Text by William Summerfield
"But don’t you remember, we’ve met before."
"We, we have…?"
"Well of course, you’ve said so yourself, once upon a dream."
You’d be forgiven for thinking this piece of gaslighting came from an online chat room rather than an exchange between Sleeping Beauty and her prince charming in Disney’s classic film. Re-viewed with a contemporary mind, the conversation takes on a darker meaning, evoking our understanding of memory and the gap between the real and the illusionary. Cypriot artist Marina Xenofontos’s haunting show explores these themes, examining our relationship with the digital realm and technology, exposing how it both fails and traps us, dragging us into its lies and fantasies. For as Sleeping Beauty sings a few lines before, “visions are seldom as they seem…”
At the centre of the show is the sculpture Twice Upon a While (2020), the figure of an oversized young girl carved out of wood and sat at a large desk with a mirrored surface. Stuck looking at her own reflection and unable to look away, Xenofontos recalls the pose of Caravaggio’s baroque masterpiece Narcissus (ca. 1597-99), creating a modern re-telling of the Classical myth. Here the girl becomes trapped not simply by her own beauty, but by her representation — how she appears reflected to others.

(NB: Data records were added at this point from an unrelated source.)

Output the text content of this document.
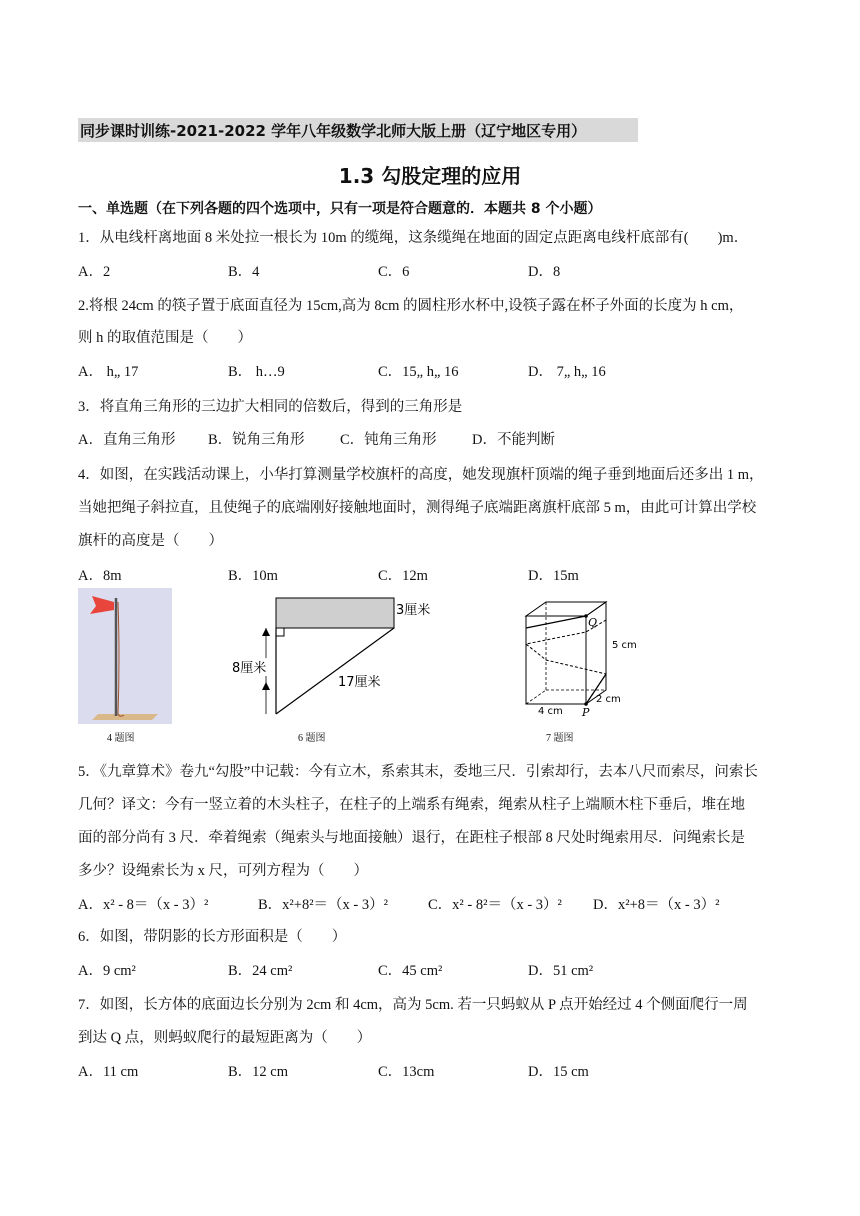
同步课时训练-2021-2022 学年八年级数学北师大版上册（辽宁地区专用）
1.3 勾股定理的应用
一、单选题（在下列各题的四个选项中，只有一项是符合题意的．本题共 8 个小题）
1．从电线杆离地面 8 米处拉一根长为 10m 的缆绳，这条缆绳在地面的固定点距离电线杆底部有(　　)m．
A．2	B．4	C．6	D．8
2.将根 24cm 的筷子置于底面直径为 15cm,高为 8cm 的圆柱形水杯中,设筷子露在杯子外面的长度为 h cm，
则 h 的取值范围是（　　）
A． h„ 17	B． h…9	C．15„ h„ 16	D． 7„ h„ 16
3．将直角三角形的三边扩大相同的倍数后，得到的三角形是
A．直角三角形 B．锐角三角形 C．钝角三角形 D．不能判断
4．如图，在实践活动课上，小华打算测量学校旗杆的高度，她发现旗杆顶端的绳子垂到地面后还多出 1 m，
当她把绳子斜拉直，且使绳子的底端刚好接触地面时，测得绳子底端距离旗杆底部 5 m，由此可计算出学校
旗杆的高度是（　　）
A．8m	B．10m	C．12m	D．15m
4 题图
3厘米
8厘米
17厘米
6 题图
Q
P
5 cm
4 cm
2 cm
7 题图
5．《九章算术》卷九“勾股”中记载：今有立木，系索其末，委地三尺．引索却行，去本八尺而索尽，问索长
几何？译文：今有一竖立着的木头柱子，在柱子的上端系有绳索，绳索从柱子上端顺木柱下垂后，堆在地
面的部分尚有 3 尺．牵着绳索（绳索头与地面接触）退行，在距柱子根部 8 尺处时绳索用尽．问绳索长是
多少？设绳索长为 x 尺，可列方程为（　　）
A．x² - 8＝（x - 3）²	B．x²+8²＝（x - 3）²	C．x² - 8²＝（x - 3）² D．x²+8＝（x - 3）²
6．如图，带阴影的长方形面积是（　　）
A．9 cm²	B．24 cm²	C．45 cm²	D．51 cm²
7．如图，长方体的底面边长分别为 2cm 和 4cm，高为 5cm. 若一只蚂蚁从 P 点开始经过 4 个侧面爬行一周
到达 Q 点，则蚂蚁爬行的最短距离为（　　）
A．11 cm	B．12 cm	C．13cm	D．15 cm
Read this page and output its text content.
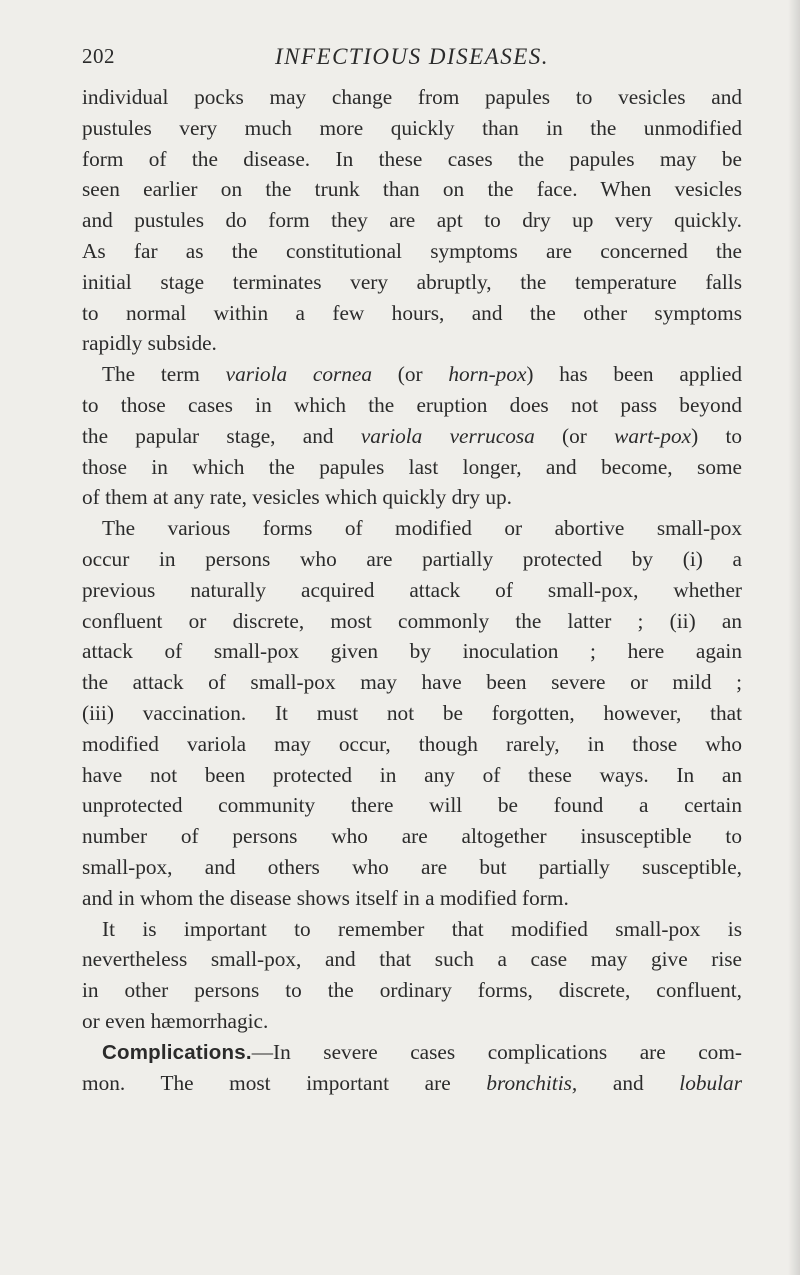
202	INFECTIOUS DISEASES.
individual pocks may change from papules to vesicles and
pustules very much more quickly than in the unmodified
form of the disease. In these cases the papules may be
seen earlier on the trunk than on the face. When vesicles
and pustules do form they are apt to dry up very quickly.
As far as the constitutional symptoms are concerned the
initial stage terminates very abruptly, the temperature falls
to normal within a few hours, and the other symptoms
rapidly subside.
The term variola cornea (or horn-pox) has been applied
to those cases in which the eruption does not pass beyond
the papular stage, and variola verrucosa (or wart-pox) to
those in which the papules last longer, and become, some
of them at any rate, vesicles which quickly dry up.
The various forms of modified or abortive small-pox
occur in persons who are partially protected by (i) a
previous naturally acquired attack of small-pox, whether
confluent or discrete, most commonly the latter ; (ii) an
attack of small-pox given by inoculation ; here again
the attack of small-pox may have been severe or mild ;
(iii) vaccination. It must not be forgotten, however, that
modified variola may occur, though rarely, in those who
have not been protected in any of these ways. In an
unprotected community there will be found a certain
number of persons who are altogether insusceptible to
small-pox, and others who are but partially susceptible,
and in whom the disease shows itself in a modified form.
It is important to remember that modified small-pox is
nevertheless small-pox, and that such a case may give rise
in other persons to the ordinary forms, discrete, confluent,
or even hæmorrhagic.
Complications.—In severe cases complications are com-
mon. The most important are bronchitis, and lobular
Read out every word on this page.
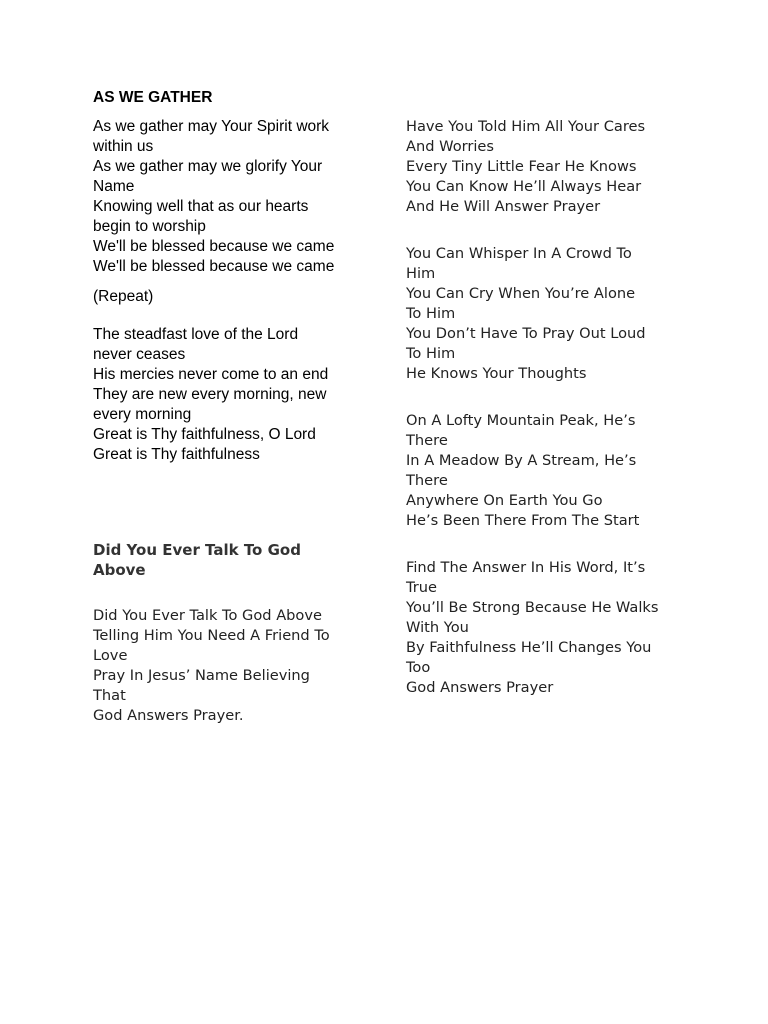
AS WE GATHER
As we gather may Your Spirit work
within us
As we gather may we glorify Your
Name
Knowing well that as our hearts
begin to worship
We'll be blessed because we came
We'll be blessed because we came
(Repeat)
The steadfast love of the Lord
never ceases
His mercies never come to an end
They are new every morning, new
every morning
Great is Thy faithfulness, O Lord
Great is Thy faithfulness
Did You Ever Talk To God
Above
Did You Ever Talk To God Above
Telling Him You Need A Friend To
Love
Pray In Jesus’ Name Believing
That
God Answers Prayer.
Have You Told Him All Your Cares
And Worries
Every Tiny Little Fear He Knows
You Can Know He’ll Always Hear
And He Will Answer Prayer
You Can Whisper In A Crowd To
Him
You Can Cry When You’re Alone
To Him
You Don’t Have To Pray Out Loud
To Him
He Knows Your Thoughts
On A Lofty Mountain Peak, He’s
There
In A Meadow By A Stream, He’s
There
Anywhere On Earth You Go
He’s Been There From The Start
Find The Answer In His Word, It’s
True
You’ll Be Strong Because He Walks
With You
By Faithfulness He’ll Changes You
Too
God Answers Prayer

This wooden avatar is mechanically made, rendering it unnervingly smooth and featureless. Despite this, when seen in the mirror, the empty face is somehow changed, the reflection causing a split between the physical and visual being. This phenomenon is reminiscent of Claude Cahun and Marcel Moore’s iconic Untitled (1928) portrait of Cahun standing in front of a mirror; the same look says something wholly different when seen in reflection. The work reminds us that that we have no real control over what we present; the illusion takes over and is stolen from us, until we become as empty as this wooden girl.
Through the prism of the mirror, the other pieces of the show come slowly into focus. Hanging on the wall opposite is a square of rusted bronze (Set Theory, 2020), a degradation of the minimalist square perhaps, echoing the corruption of the mind. Behind the girl, a wheel rotates, the sound of the spinning providing a hypnotic accompaniment to the show (Data Storage of a true spectrum, 2020). Attached to the wheel are pieces of broken CDs — once a breakthrough piece of technology for data storage, now all but obsolete. Once a day, sunlight hits the wheel, causing a rainbow to be reflected onto the gallery walls. Teasingly, this moment only happens outside opening hours, a transitory moment hidden from view, only visible in photos and Instagram stories.
The works build on one another, but never quite overlap, in a process the artist has described as like a Venn diagram. Working through the show, ideas come to light one by one, reflecting the process of memory as you cast around for meaning. The sheer volume of pieces on display and their wide variety can, however, leave you a little adrift; the gallery’s back room felt — despite the sustained quality of the works — cut-off, a step too far from the path. I found myself instead returning again and again to that wooden girl, just about stopping myself from getting caught too in the mirror.